Stoudt spoke at City Council’s meeting last Monday.

Two engine companies were taken out of service under Act 47, he noted, and their personnel were laid off.

Ideally, Stoudt said, he would like an additional 36 firefighters, enough to place one on each truck in the department’s fleet, but he will settle for fewer.

“For next year,” the chief said, “I would like to get 16 firefighters, which would put four firefighters back on each platoon to bring us back to the 22-firefighter minimum, which we had prior to Act 47.”

Regarding apparatus, he noted, the department is in good shape.

“The number of apparatus and number of stations is perfect for the size of our city,” Stoudt said.

Reopening or replacing the two engine companies closed during Act 47 is not necessary, he noted.

“It would be one engine sitting next to another, which makes no sense,” he said. “I would rather have the firefighters on the apparatus themselves.”

Getting those firefighters could be difficult, and Reading is not the only municipality struggling to fill openings.

“It’s just been that way nationwide, not only just with paramedics but with firefighters,” Stoudt said.

The last year or two, only about 65 candidates tested for the jobs, he noted, comparing that figure to the 400 or more when he tested in 1992.

“It’s just the numbers have gone down,” he said, “but we’re doing everything we can. Hopefully people will want to come on board.”

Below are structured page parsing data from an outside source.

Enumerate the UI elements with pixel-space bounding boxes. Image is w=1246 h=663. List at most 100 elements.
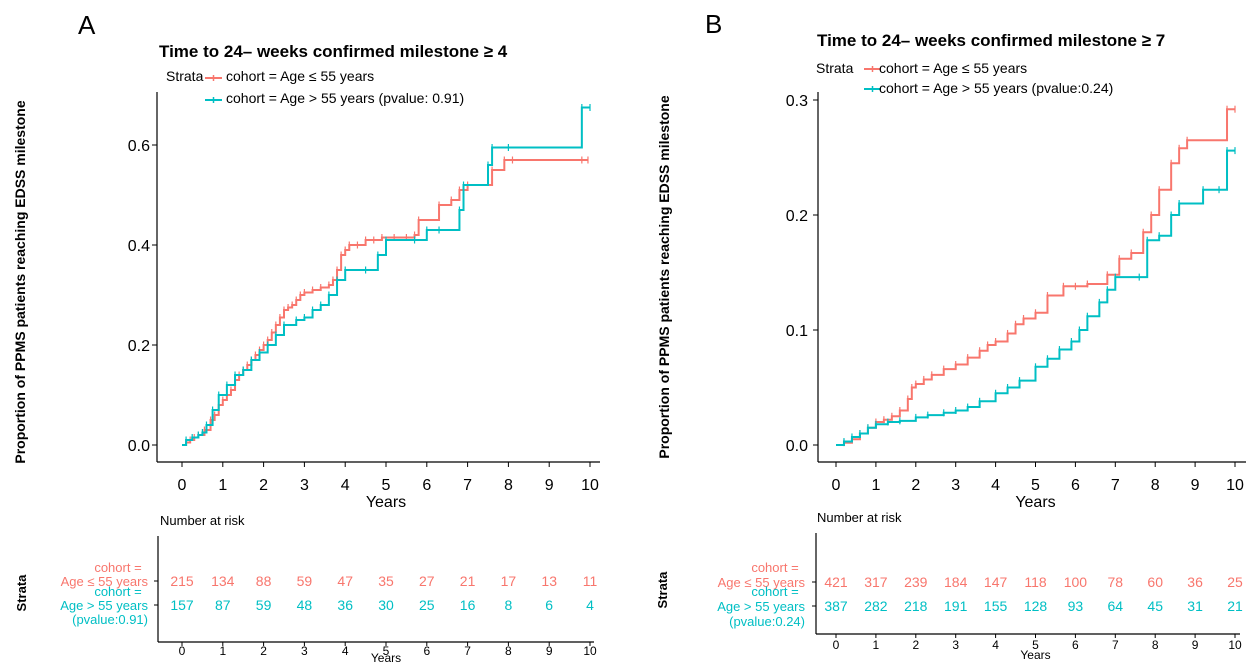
risk-value: 387 (824, 598, 848, 614)
risk-x-tick-label: 10 (1228, 638, 1242, 652)
risk-value: 30 (378, 597, 394, 613)
risk-x-tick-label: 1 (873, 638, 880, 652)
risk-x-tick-label: 5 (1032, 638, 1039, 652)
x-tick-label: 10 (1226, 477, 1244, 494)
risk-x-tick-label: 5 (383, 644, 390, 658)
chart-title: Time to 24– weeks confirmed milestone ≥ … (159, 42, 508, 61)
risk-row-label: (pvalue:0.91) (72, 612, 148, 627)
risk-value: 6 (545, 597, 553, 613)
risk-value: 118 (1024, 574, 1047, 590)
risk-x-tick-label: 3 (301, 644, 308, 658)
risk-x-tick-label: 7 (1112, 638, 1119, 652)
legend-entry: cohort = Age > 55 years (pvalue:0.24) (879, 80, 1113, 96)
x-tick-label: 7 (463, 477, 472, 494)
risk-value: 88 (256, 573, 272, 589)
risk-value: 147 (984, 574, 1008, 590)
risk-x-tick-label: 2 (912, 638, 919, 652)
risk-value: 218 (904, 598, 928, 614)
risk-value: 13 (541, 573, 557, 589)
risk-x-axis-title: Years (371, 651, 401, 663)
x-axis-title: Years (366, 494, 406, 511)
risk-value: 35 (378, 573, 394, 589)
y-tick-label: 0.2 (128, 338, 150, 355)
risk-value: 93 (1068, 598, 1084, 614)
y-tick-label: 0.4 (128, 238, 150, 255)
risk-strata-title: Strata (14, 574, 29, 612)
y-tick-label: 0.0 (786, 438, 808, 455)
x-tick-label: 4 (991, 477, 1000, 494)
legend-entry: cohort = Age ≤ 55 years (226, 68, 374, 84)
legend-strata-label: Strata (816, 60, 854, 76)
series-line-1 (182, 159, 588, 446)
risk-value: 27 (419, 573, 435, 589)
risk-x-tick-label: 6 (1072, 638, 1079, 652)
risk-row-label: cohort = (751, 584, 798, 599)
series-line-1 (836, 108, 1235, 446)
risk-strata-title: Strata (655, 571, 670, 609)
legend-strata-label: Strata (166, 68, 204, 84)
panel-letter: B (705, 9, 722, 39)
risk-value: 78 (1108, 574, 1124, 590)
risk-value: 4 (586, 597, 594, 613)
risk-x-tick-label: 6 (423, 644, 430, 658)
risk-value: 36 (337, 597, 353, 613)
y-tick-label: 0.6 (128, 138, 150, 155)
risk-value: 191 (944, 598, 968, 614)
risk-x-tick-label: 4 (992, 638, 999, 652)
risk-value: 48 (297, 597, 313, 613)
risk-x-tick-label: 1 (219, 644, 226, 658)
risk-x-tick-label: 9 (1192, 638, 1199, 652)
risk-x-tick-label: 0 (179, 644, 186, 658)
y-tick-label: 0.2 (786, 208, 808, 225)
risk-value: 64 (1108, 598, 1124, 614)
risk-value: 25 (1227, 574, 1243, 590)
risk-value: 134 (211, 573, 235, 589)
risk-row-label: cohort = (94, 584, 141, 599)
risk-value: 21 (1227, 598, 1243, 614)
x-tick-label: 9 (1191, 477, 1200, 494)
panel-letter: A (78, 10, 96, 40)
panel-b: B Time to 24– weeks confirmed milestone ≥… (655, 9, 1246, 662)
risk-value: 21 (460, 573, 476, 589)
risk-value: 25 (419, 597, 435, 613)
risk-value: 184 (944, 574, 968, 590)
risk-value: 8 (505, 597, 513, 613)
risk-value: 128 (1024, 598, 1048, 614)
risk-value: 17 (501, 573, 517, 589)
x-tick-label: 1 (218, 477, 227, 494)
risk-value: 16 (460, 597, 476, 613)
risk-value: 155 (984, 598, 1008, 614)
risk-x-tick-label: 2 (260, 644, 267, 658)
x-tick-label: 3 (300, 477, 309, 494)
y-tick-label: 0.0 (128, 438, 150, 455)
x-tick-label: 0 (178, 477, 187, 494)
risk-value: 31 (1187, 598, 1203, 614)
x-tick-label: 1 (871, 477, 880, 494)
risk-row-label: Age > 55 years (717, 599, 805, 614)
risk-value: 100 (1064, 574, 1088, 590)
risk-value: 11 (583, 573, 598, 589)
legend-entry: cohort = Age ≤ 55 years (879, 60, 1027, 76)
y-tick-label: 0.1 (786, 323, 808, 340)
x-tick-label: 6 (1071, 477, 1080, 494)
risk-table-title: Number at risk (160, 513, 245, 528)
panel-a: A Time to 24– weeks confirmed milestone ≥… (12, 10, 600, 663)
x-tick-label: 9 (545, 477, 554, 494)
x-tick-label: 10 (581, 477, 599, 494)
risk-x-tick-label: 4 (342, 644, 349, 658)
risk-x-tick-label: 8 (1152, 638, 1159, 652)
chart-title: Time to 24– weeks confirmed milestone ≥ … (817, 31, 1165, 50)
risk-value: 47 (337, 573, 353, 589)
risk-x-tick-label: 9 (546, 644, 553, 658)
y-axis-title: Proportion of PPMS patients reaching EDS… (12, 100, 28, 463)
risk-x-axis-title: Years (1020, 648, 1050, 662)
risk-value: 60 (1147, 574, 1163, 590)
series-line-2 (836, 149, 1235, 446)
x-tick-label: 7 (1111, 477, 1120, 494)
risk-row-label: (pvalue:0.24) (729, 614, 805, 629)
legend-entry: cohort = Age > 55 years (pvalue: 0.91) (226, 90, 464, 106)
x-tick-label: 2 (911, 477, 920, 494)
x-axis-title: Years (1015, 494, 1055, 511)
risk-row-label: cohort = (751, 560, 798, 575)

A proposed ordinance would increase the full complement of sworn personnel, including firefighters, paramedics and officers, in the department to 144 from 138.

The number does not include the department’s three civilian positions: an administrative officer, secretary and mechanic.

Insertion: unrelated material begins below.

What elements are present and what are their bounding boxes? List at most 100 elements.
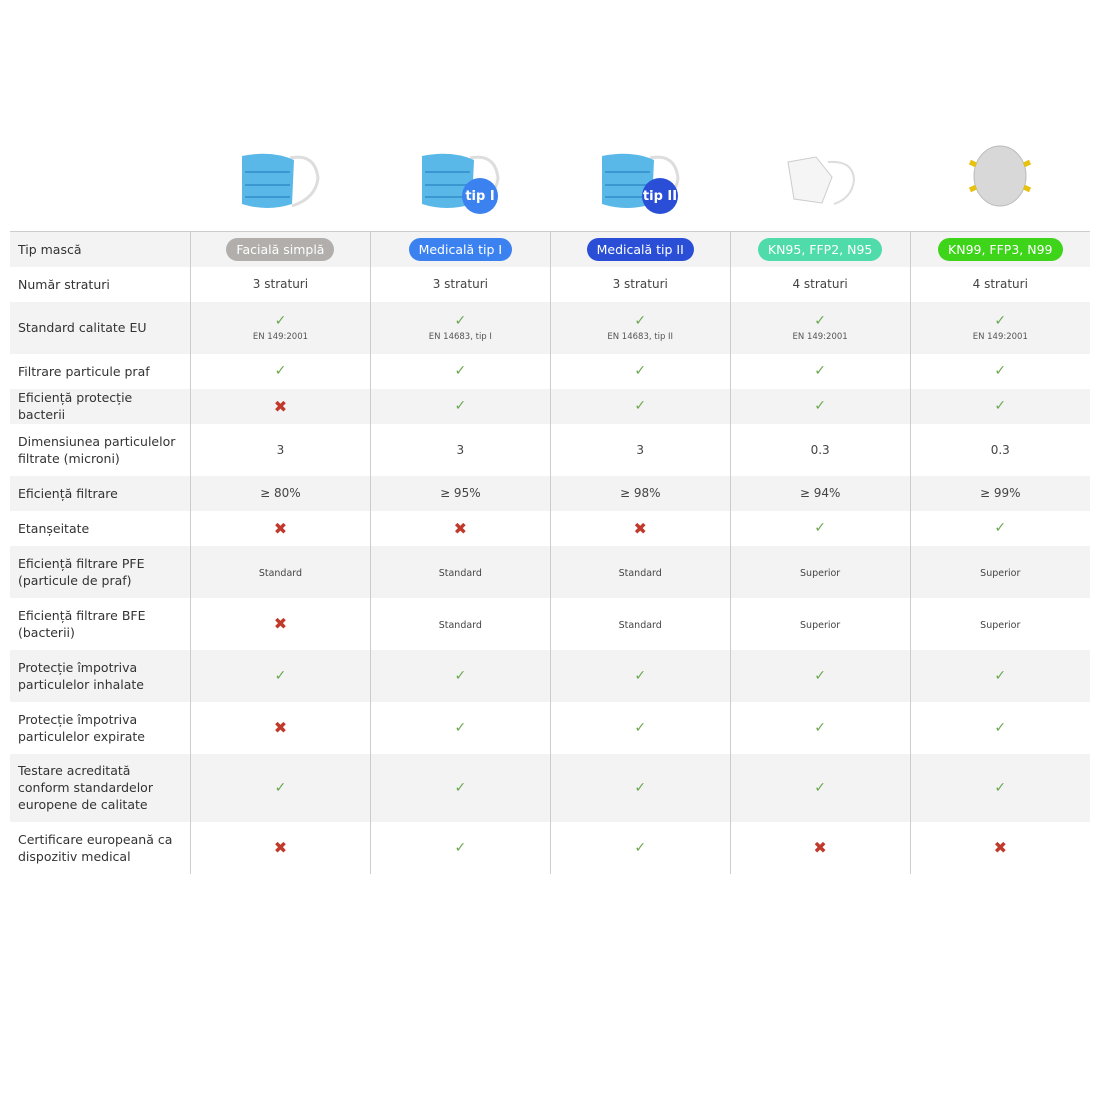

The ordinance would give the department the flexibility needed to recruit and hire additional personnel in a timely manner and as needed, Stoudt said.

“It has no effect right now,” Stoudt noted. “We’re not hiring anybody additional or anything like that. It’s just allowing us to have that cushion if it’s needed.”

Recruits are already on board to fill current openings and existing staff have been identified to replace two deputy chiefs and a firefighter scheduled to retire this year, he said.

One new paramedic started last week and eight are scheduled to begin in March, Stoudt said.

Even with the new hires, he said, the department doesn’t have enough certified paramedics to fill the open positions, however firefighter emergency medical technicians are able to fill open shifts.

All city firefighters are trained EMTs.

The city’s paramedics are health care professionals trained to give prehospital diagnosis and care for patients with serious injury or illness and provide advanced care and life support, including giving medications intravenously.

City EMTs also are trained to give prehospital diagnosis, care, basic life support, but are limited in support of serious injuries and illnesses. EMTs also can supply and monitor patients with oxygen.

Stoudt said the department plans to advertise for recruits in spring and hold written testing this summer. Agility testing and candidate interviews will follow in fall.